Holders of land were under an obligation to the king to support the king's household, though exemptions could be obtained. A charter of the late 840s released the monastery of Breedon on the Hill from the requirement to supply food and lodging to Beorhtwulf's servants and messengers, including "the royal hawks, huntsmen, horses, and their attendants". The exemption cost a substantial sum, and did not release the monastery from every burden; the obligation to feed messengers from neighbouring kingdoms or from overseas was excluded from the exemption.

===End===
In 851, a Viking army landed at Thanet, then still an island, and over-wintered there. A second Viking force of 350 ships is reported by the Anglo-Saxon Chronicle to have stormed Canterbury and London, and to have "put to flight Beorhtwulf, king of Mercia, with his army". The Vikings were defeated by Æthelwulf and his sons, Æthelstan and Æthelbald, but the economic impact appears to have been significant, as Mercian coinage in London was very limited after 851.

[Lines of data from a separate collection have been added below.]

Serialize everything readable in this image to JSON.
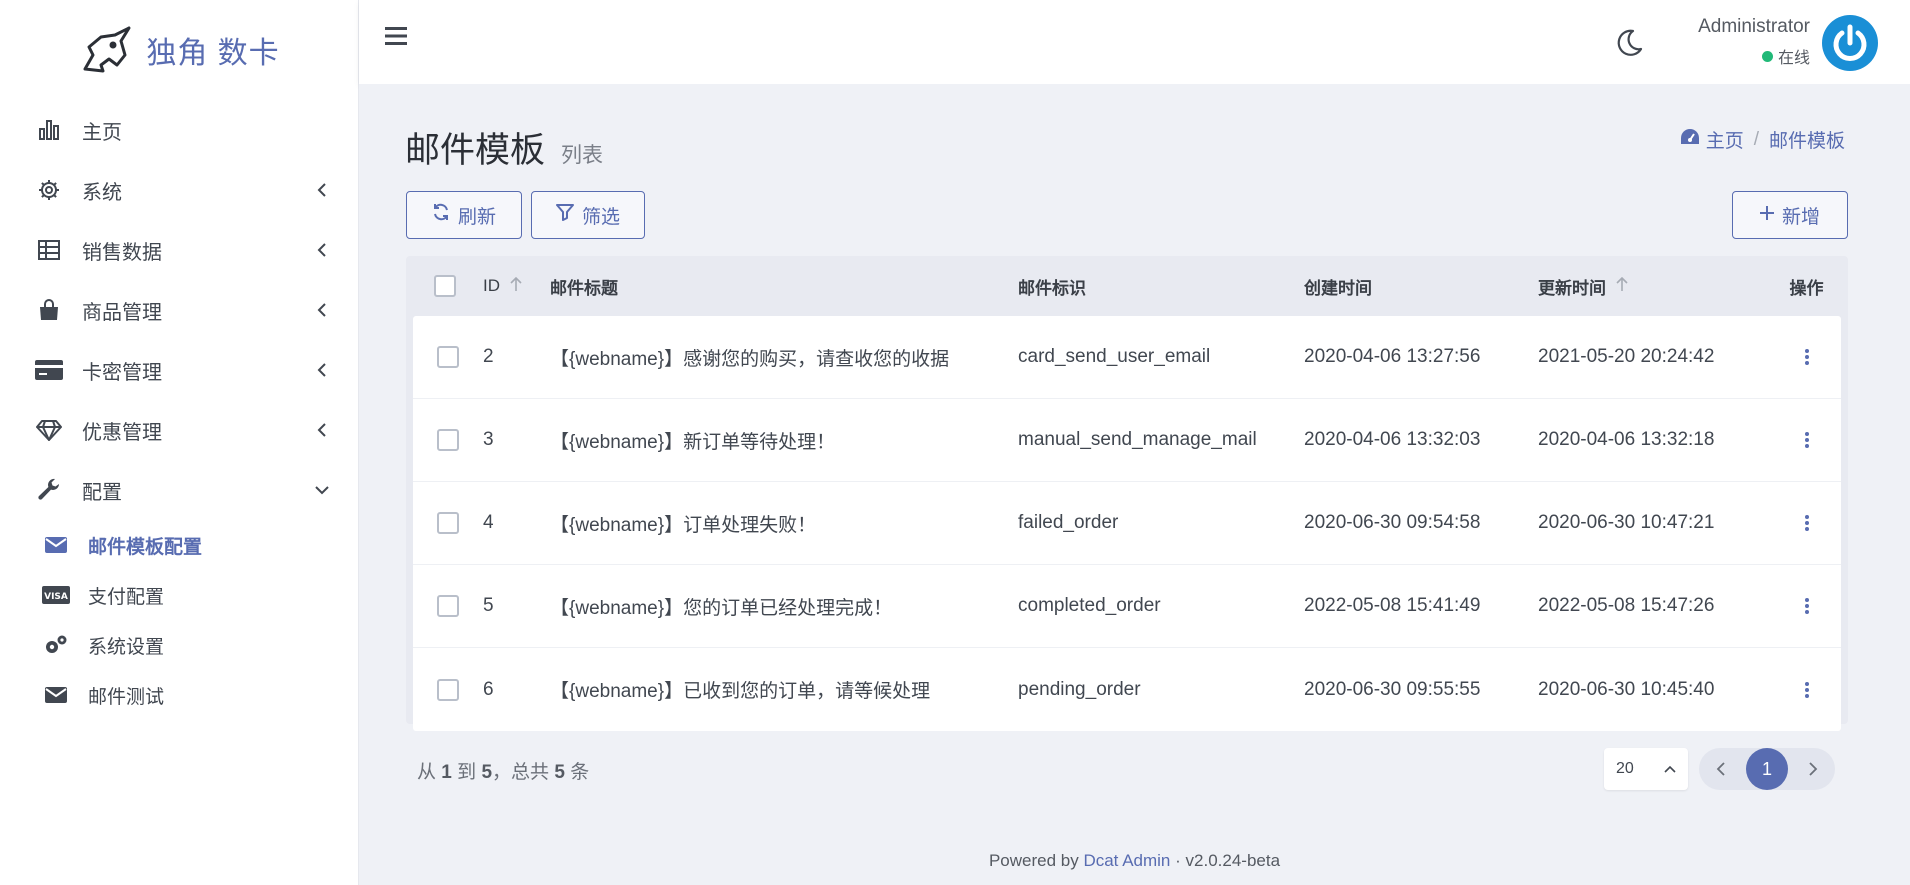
{
  "brand": {
    "name": "独角 数卡"
  },
  "sidebar": {
    "items": [
      {
        "label": "主页",
        "icon": "bar-chart-icon",
        "has_arrow": false
      },
      {
        "label": "系统",
        "icon": "gear-icon",
        "has_arrow": true
      },
      {
        "label": "销售数据",
        "icon": "table-icon",
        "has_arrow": true
      },
      {
        "label": "商品管理",
        "icon": "shopping-bag-icon",
        "has_arrow": true
      },
      {
        "label": "卡密管理",
        "icon": "credit-card-icon",
        "has_arrow": true
      },
      {
        "label": "优惠管理",
        "icon": "diamond-icon",
        "has_arrow": true
      },
      {
        "label": "配置",
        "icon": "wrench-icon",
        "has_arrow": true,
        "expanded": true
      }
    ],
    "subitems": [
      {
        "label": "邮件模板配置",
        "icon": "envelope-icon",
        "active": true
      },
      {
        "label": "支付配置",
        "icon": "visa-icon",
        "active": false
      },
      {
        "label": "系统设置",
        "icon": "gears-icon",
        "active": false
      },
      {
        "label": "邮件测试",
        "icon": "envelope-icon",
        "active": false
      }
    ]
  },
  "topbar": {
    "user_name": "Administrator",
    "user_status": "在线"
  },
  "page": {
    "title": "邮件模板",
    "subtitle": "列表",
    "breadcrumb": {
      "home": "主页",
      "current": "邮件模板"
    }
  },
  "toolbar": {
    "refresh_label": "刷新",
    "filter_label": "筛选",
    "new_label": "新增"
  },
  "table": {
    "columns": [
      "ID",
      "邮件标题",
      "邮件标识",
      "创建时间",
      "更新时间",
      "操作"
    ],
    "rows": [
      {
        "id": "2",
        "title": "【{webname}】感谢您的购买，请查收您的收据",
        "key": "card_send_user_email",
        "created": "2020-04-06 13:27:56",
        "updated": "2021-05-20 20:24:42"
      },
      {
        "id": "3",
        "title": "【{webname}】新订单等待处理！",
        "key": "manual_send_manage_mail",
        "created": "2020-04-06 13:32:03",
        "updated": "2020-04-06 13:32:18"
      },
      {
        "id": "4",
        "title": "【{webname}】订单处理失败！",
        "key": "failed_order",
        "created": "2020-06-30 09:54:58",
        "updated": "2020-06-30 10:47:21"
      },
      {
        "id": "5",
        "title": "【{webname}】您的订单已经处理完成！",
        "key": "completed_order",
        "created": "2022-05-08 15:41:49",
        "updated": "2022-05-08 15:47:26"
      },
      {
        "id": "6",
        "title": "【{webname}】已收到您的订单，请等候处理",
        "key": "pending_order",
        "created": "2020-06-30 09:55:55",
        "updated": "2020-06-30 10:45:40"
      }
    ]
  },
  "pagination": {
    "summary_prefix": "从",
    "from": "1",
    "to_word": "到",
    "to": "5",
    "total_word": "，总共",
    "total": "5",
    "unit": "条",
    "per_page": "20",
    "current_page": "1"
  },
  "footer": {
    "powered_by": "Powered by",
    "link": "Dcat Admin",
    "sep": "·",
    "version": "v2.0.24-beta"
  },
  "colors": {
    "accent": "#586cb1",
    "online": "#21b978",
    "avatar": "#1a8fd6"
  }
}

No surviving contemporary source records Beorhtwulf's death, but according to the Anglo-Saxon Chronicle his successor, Burgred, reigned for twenty-two years and was driven from his throne by the Vikings in 874, implying that Beorhtwulf died in 852. From Burgred's charters it is known that his reign began before 25 July 852. It has been suggested that an otherwise unknown king named Eanred may have reigned briefly between Beorhtwulf and Burgred; the evidence for this consists of a single silver penny inscribed "EANRED REX", which has similarities to some of Beorhtwulf's and Æthelwulf's pennies and hence is thought to have been produced after 850. The only recorded King Eanred ruled in Northumbria and is thought to have died in 840, though an alternative chronology of the Northumbrian kings has been proposed that would eliminate this discrepancy. Generally the penny is considered to belong to "an unknown ruler of a southern kingdom", and it cannot be assumed that an Eanred succeeded Beorhtwulf.

== Family ==
Beorhtwulf was married to Sæthryth, apparently a figure of some importance in her own right as she witnessed all of his charters between 840 and 849, after which she disappears from the record. Beorhtwulf is said to have had two sons, Beorhtfrith and Beorhtric. Beorhtric is known from witnessing his father's charters, but he ceased to do so before the end of Beorhtwulf's reign.

The story of Beorhtwulf's other known son, Beorhtfrith, is told in the Passio sancti Wigstani, which may include material from a late 9th-century source, with some corroboration in the chronicle of John of Worcester. Beorhtfrith wished to marry the royal heiress Ælfflæd, King Ceolwulf's daughter, widow of Wiglaf's son Wigmund and mother of Wigstan. Wigstan refused to allow the marriage, since Beorhtfrith was a kinsman of Wigmund's and was also Wigstan's godfather. In revenge, Beorhtfrith murdered Wigstan, who was subsequently venerated as a saint. The story, though of late origin, is regarded as plausible by modern historians.